We get it: a neutral palette is a great way to dress a home elegantly – it makes it easy to achieve a sophisticated aesthetic without ruffling feathers or going too much out on a limb. But while beige is all the rage and taupe is dope, it’s often nice to be splashed in the face with a good wallop of colour (properly orchestrated, of course) and woken from our caramel comas. Lucky for us, art-collector, Vanessa Branson, has a house at St James’s Gardens which has just come on for rent through Domus Nova – delivering just the hit we’ve been looking for.
Bursting with awe-inspiring eclectic design, this astonishing five-bedroom house is the ultimate antidote to neutral tones, blurring the line between gallery and living space. The layout is refreshingly simple. The kitchen and dining room take up most of the lower ground floor, leaving a generous amount of space for the essentials (wine storage included obviously!). Bi-folding glass doors open the space up even further into a huge garden.

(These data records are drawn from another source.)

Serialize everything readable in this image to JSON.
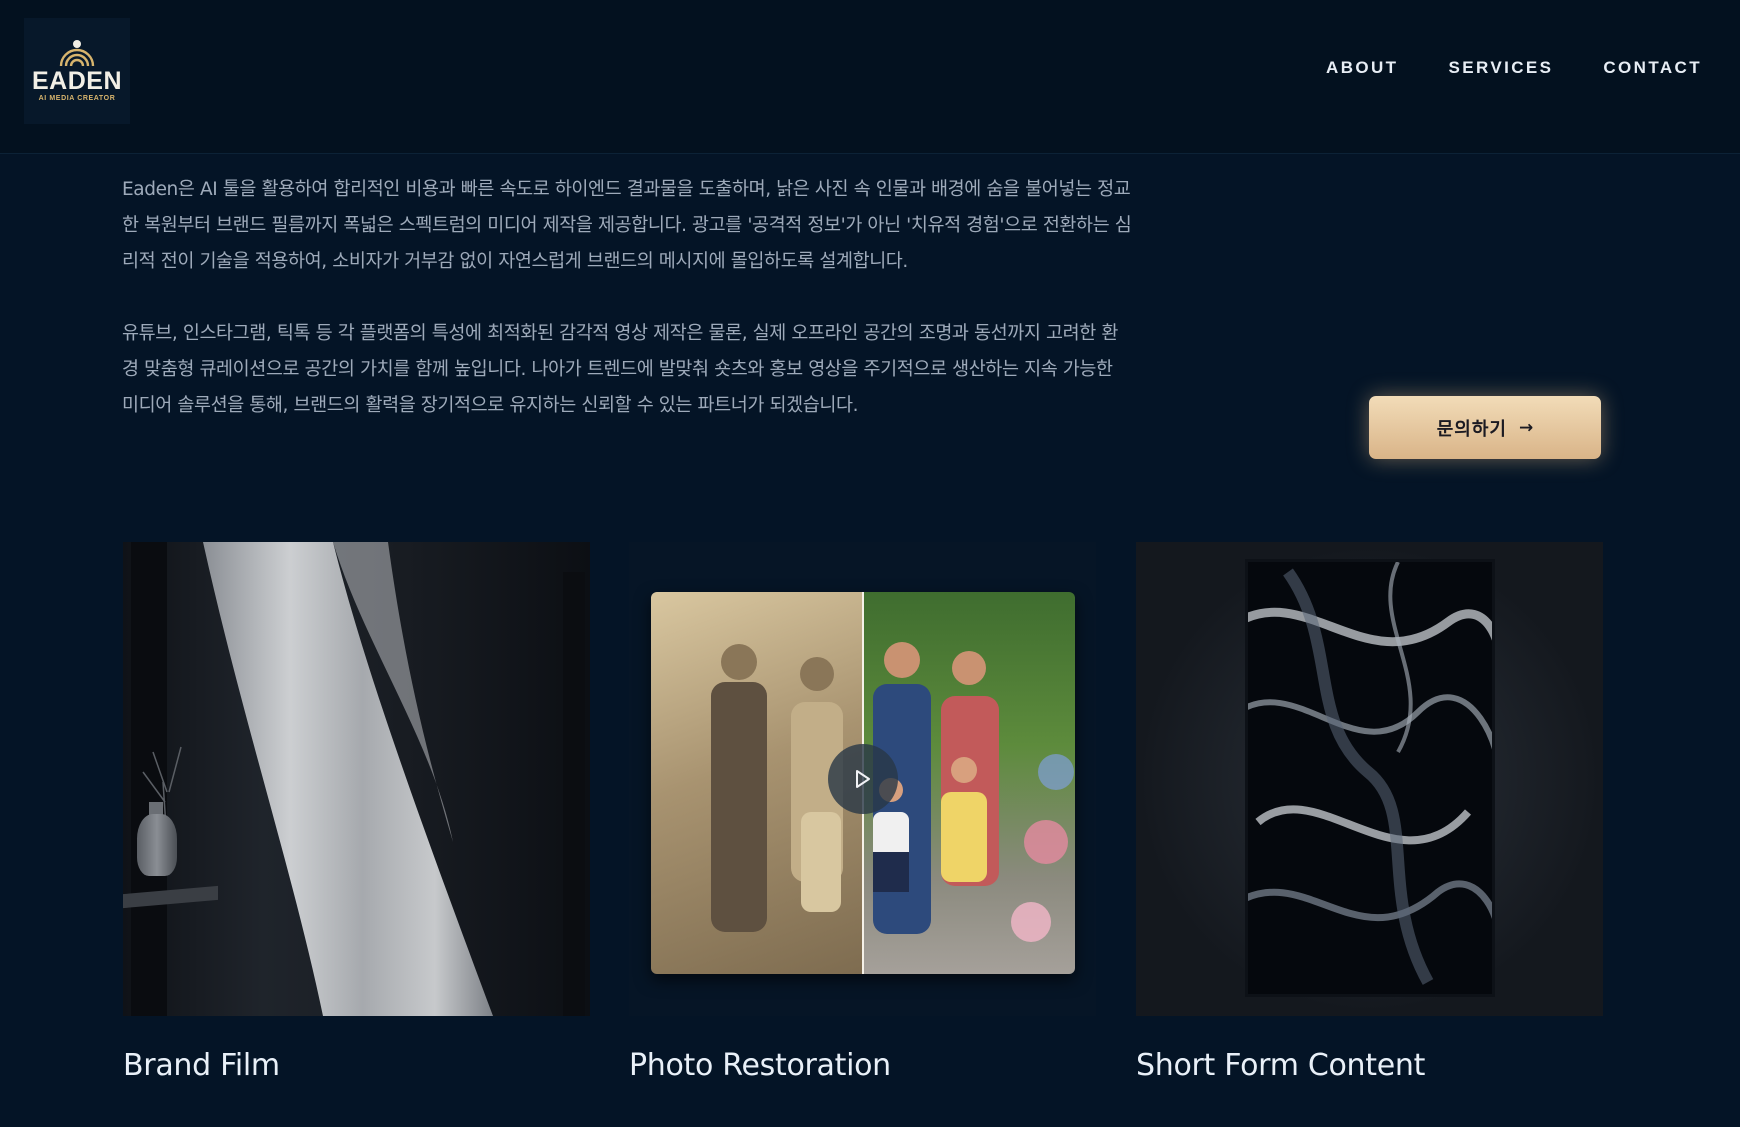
{
  "header": {
    "logo": {
      "word": "EADEN",
      "sub": "AI MEDIA CREATOR",
      "icon": "arch-logo-icon"
    },
    "nav": [
      {
        "label": "ABOUT"
      },
      {
        "label": "SERVICES"
      },
      {
        "label": "CONTACT"
      }
    ]
  },
  "intro": {
    "paragraphs": [
      "Eaden은 AI 툴을 활용하여 합리적인 비용과 빠른 속도로 하이엔드 결과물을 도출하며, 낡은 사진 속 인물과 배경에 숨을 불어넣는 정교한 복원부터 브랜드 필름까지 폭넓은 스펙트럼의 미디어 제작을 제공합니다. 광고를 '공격적 정보'가 아닌 '치유적 경험'으로 전환하는 심리적 전이 기술을 적용하여, 소비자가 거부감 없이 자연스럽게 브랜드의 메시지에 몰입하도록 설계합니다.",
      "유튜브, 인스타그램, 틱톡 등 각 플랫폼의 특성에 최적화된 감각적 영상 제작은 물론, 실제 오프라인 공간의 조명과 동선까지 고려한 환경 맞춤형 큐레이션으로 공간의 가치를 함께 높입니다. 나아가 트렌드에 발맞춰 숏츠와 홍보 영상을 주기적으로 생산하는 지속 가능한 미디어 솔루션을 통해, 브랜드의 활력을 장기적으로 유지하는 신뢰할 수 있는 파트너가 되겠습니다."
    ]
  },
  "cta": {
    "label": "문의하기",
    "arrow": "→",
    "icon": "arrow-right-icon"
  },
  "cards": [
    {
      "title": "Brand Film"
    },
    {
      "title": "Photo Restoration",
      "icon": "play-icon"
    },
    {
      "title": "Short Form Content"
    }
  ],
  "colors": {
    "background": "#041426",
    "header": "#03111f",
    "accent_gold": "#d9b488",
    "text": "#9eaaba"
  }
}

Encompassing an entire floor, the main reception room is nothing short of spectacular, boasting beautifully maintained period features such as herringbone parquet floors, notably high ceilings with cornice detailing and two impressive fireplaces. The first and second floors mirror each other: two double bedrooms and a large family bathroom on each.

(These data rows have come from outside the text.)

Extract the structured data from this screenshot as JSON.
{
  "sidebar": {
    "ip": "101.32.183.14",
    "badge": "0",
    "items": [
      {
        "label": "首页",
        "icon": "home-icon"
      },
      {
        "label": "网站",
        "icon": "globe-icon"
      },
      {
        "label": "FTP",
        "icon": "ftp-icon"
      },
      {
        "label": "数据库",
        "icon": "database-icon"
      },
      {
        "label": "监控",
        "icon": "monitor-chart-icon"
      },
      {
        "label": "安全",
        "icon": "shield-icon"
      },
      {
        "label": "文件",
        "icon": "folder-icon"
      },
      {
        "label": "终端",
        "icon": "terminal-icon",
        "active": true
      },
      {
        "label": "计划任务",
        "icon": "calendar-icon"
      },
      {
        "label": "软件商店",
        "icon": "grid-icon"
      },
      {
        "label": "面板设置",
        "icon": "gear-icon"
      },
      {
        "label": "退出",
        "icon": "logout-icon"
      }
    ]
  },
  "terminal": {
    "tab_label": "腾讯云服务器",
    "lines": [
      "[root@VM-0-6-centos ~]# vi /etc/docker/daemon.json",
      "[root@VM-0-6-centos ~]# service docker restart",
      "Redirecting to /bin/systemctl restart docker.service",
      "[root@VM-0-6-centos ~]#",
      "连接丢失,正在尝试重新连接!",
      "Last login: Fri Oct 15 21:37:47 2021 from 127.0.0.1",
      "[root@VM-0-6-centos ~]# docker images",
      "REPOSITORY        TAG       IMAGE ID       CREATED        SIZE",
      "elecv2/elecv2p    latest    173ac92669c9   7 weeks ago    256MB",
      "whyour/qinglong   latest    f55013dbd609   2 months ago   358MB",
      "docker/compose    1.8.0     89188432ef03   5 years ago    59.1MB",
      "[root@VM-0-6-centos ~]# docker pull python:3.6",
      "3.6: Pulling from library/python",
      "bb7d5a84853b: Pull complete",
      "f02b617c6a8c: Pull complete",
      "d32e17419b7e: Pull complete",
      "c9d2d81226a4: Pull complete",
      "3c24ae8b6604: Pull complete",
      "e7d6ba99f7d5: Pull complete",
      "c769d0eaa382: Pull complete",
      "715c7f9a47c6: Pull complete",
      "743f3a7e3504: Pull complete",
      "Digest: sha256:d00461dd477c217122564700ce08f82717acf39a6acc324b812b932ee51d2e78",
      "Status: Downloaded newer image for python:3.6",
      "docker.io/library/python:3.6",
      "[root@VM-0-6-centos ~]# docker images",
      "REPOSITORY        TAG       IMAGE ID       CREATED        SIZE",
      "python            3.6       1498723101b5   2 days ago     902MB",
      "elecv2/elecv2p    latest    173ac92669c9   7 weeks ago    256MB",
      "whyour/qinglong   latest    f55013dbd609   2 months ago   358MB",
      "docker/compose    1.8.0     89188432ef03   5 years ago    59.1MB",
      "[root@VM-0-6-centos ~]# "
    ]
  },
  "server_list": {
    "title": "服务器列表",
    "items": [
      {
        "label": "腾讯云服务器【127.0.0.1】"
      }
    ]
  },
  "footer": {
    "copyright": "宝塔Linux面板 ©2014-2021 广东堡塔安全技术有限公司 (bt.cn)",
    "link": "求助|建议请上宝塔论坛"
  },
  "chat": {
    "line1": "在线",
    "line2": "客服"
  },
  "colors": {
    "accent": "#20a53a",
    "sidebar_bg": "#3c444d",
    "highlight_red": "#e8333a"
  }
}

If the rest of the house doesn’t have your jaws on the floor, the master bedroom suite on the third floor will no doubt take your breath away. It’s white. Like a pure white light that’s about to hit a prism and get turned into an array of rainbow colours. So actually, that makes sense! The appreciation of colour is not just confined to the many pieces of art and sculpture that bedeck the interiors; every wall has its own statement hue or moody tone. So far, we’ve counted eight distinct paint colours which somehow all work in a peculiar sort of harmony throughout the volumes of the house. All tastefully implemented, they are perhaps united by their overriding cheerful nature.
We have a lot of respect for anyone who can pull off such a diverse array of looks with such elegance and style. Curbing our curiosity, Vanessa was kind enough so answer some questions we had for her about the house.

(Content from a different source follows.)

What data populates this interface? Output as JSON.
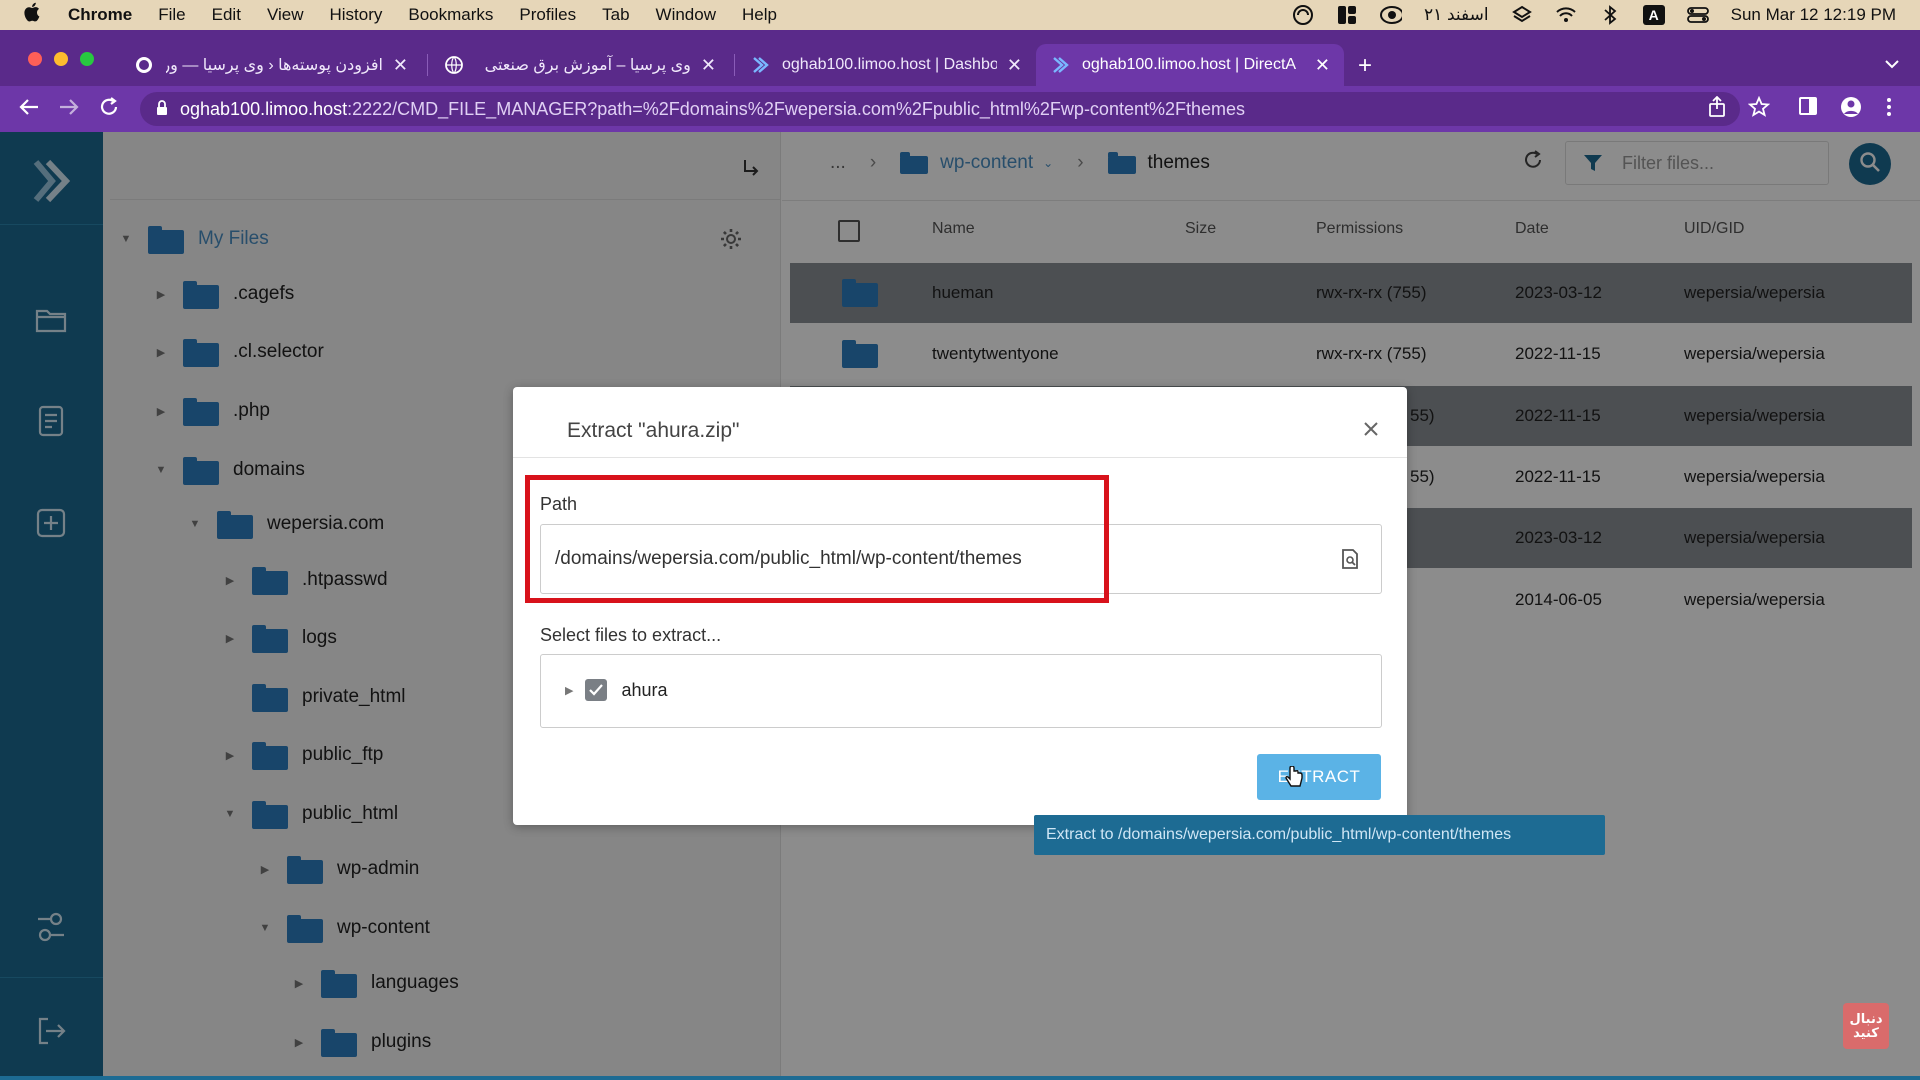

The walls of your house are just COVERED in some of the most wonderful and intriguing artworks we’ve seen – it’s almost hard to imagine they were ever bare. How did all of these works come together?
I’ve been collecting art for the last 30 years. I used to have a gallery just off the Portobello Road in Blenheim Crescent and began to buy works from the artists I represented. My collecting has been haphazard – a combination of buying from friends and supporting young emerging artists. When I moved into St James’s Gardens five years ago, I had the perfect opportunity to take a fresh look at all the art work and rehang every piece with cohesion.
How on earth did you arrive at that amazing array of wall paint?
The colours in the staircase were all taken from the pair of Fred Pollock curtains hanging there. He is a wonderful Scottish Abstract painter – I knew I was on to a winner by ripping off his palette!
Have the interiors formed over time or was there a specific look you were going for from the start?
The interiors are a sort of reimagining of past family environments. When I first bought St James’s Gardens, I moved from a beautiful Georgian house in Notting Hill. The new owners were going to rip out all the interiors and said I could take anything I wanted – so I did! Much more than the furniture, that included the stunning teak floors, the York stone, the solid oak doors, and even the bathroom fittings… it all came with us. As soon as we moved in, the house felt like a home.
What do you think is the importance of art within a home? How does it contribute to a home environment?
I think that anything with the touch of hand is special and painting comes top of those criteria. Every work of art at the house tells a story. They are souvenirs of my life, my career, my relationships and my travels. My children have grown up surrounded by art and artists. It has certainly encouraged their curiosity!
How would you describe the relationship between art and interiors?
It’s fun making connections between the art and the room. Sitting over the kitchen sink, there’s a beautiful little sculpture by Stephan Balkenhol of a man covering his face in anguish. It makes me chuckle each time I see it: “Oh no, not the washing up again!” Perhaps not quite what the artist was thinking, but that’s how it works for me!
Your house at St James’s Gardens offers wonderfully large living spaces. In terms of colour and furnishings, what is your rule of thumb when dealing with big proportions?
I don’t have a rule of thumb really, I just think it’s important to celebrate the space, get the lighting right and make sure that there are still cosy areas to snug into.
From where do you draw your design influences? How do they tend to manifest in a home setting?
I have a hotel in Marrakech, El Fenn – it is extraordinarily beautiful. I’ve learned a lot over the past 15 years as my partners and I have restored and decorated all 30 rooms there individually. I think the prolonged learning experience somewhat guides the design decisions I make at home.
What is your favourite room in the house and why?
Each room plays a role: the kitchen is a family space – cooking is our hobby. The sitting room doubles as my office; I love being able to look out onto the gardens and church. And then there’s the master bedroom which brings me joy each and every day. The quality of the light, the privacy, the scale and the layout… it is true perfection.
What is your favourite piece of art in the house?
I don’t have one favourite – each piece is part of the jigsaw that makes up the whole story.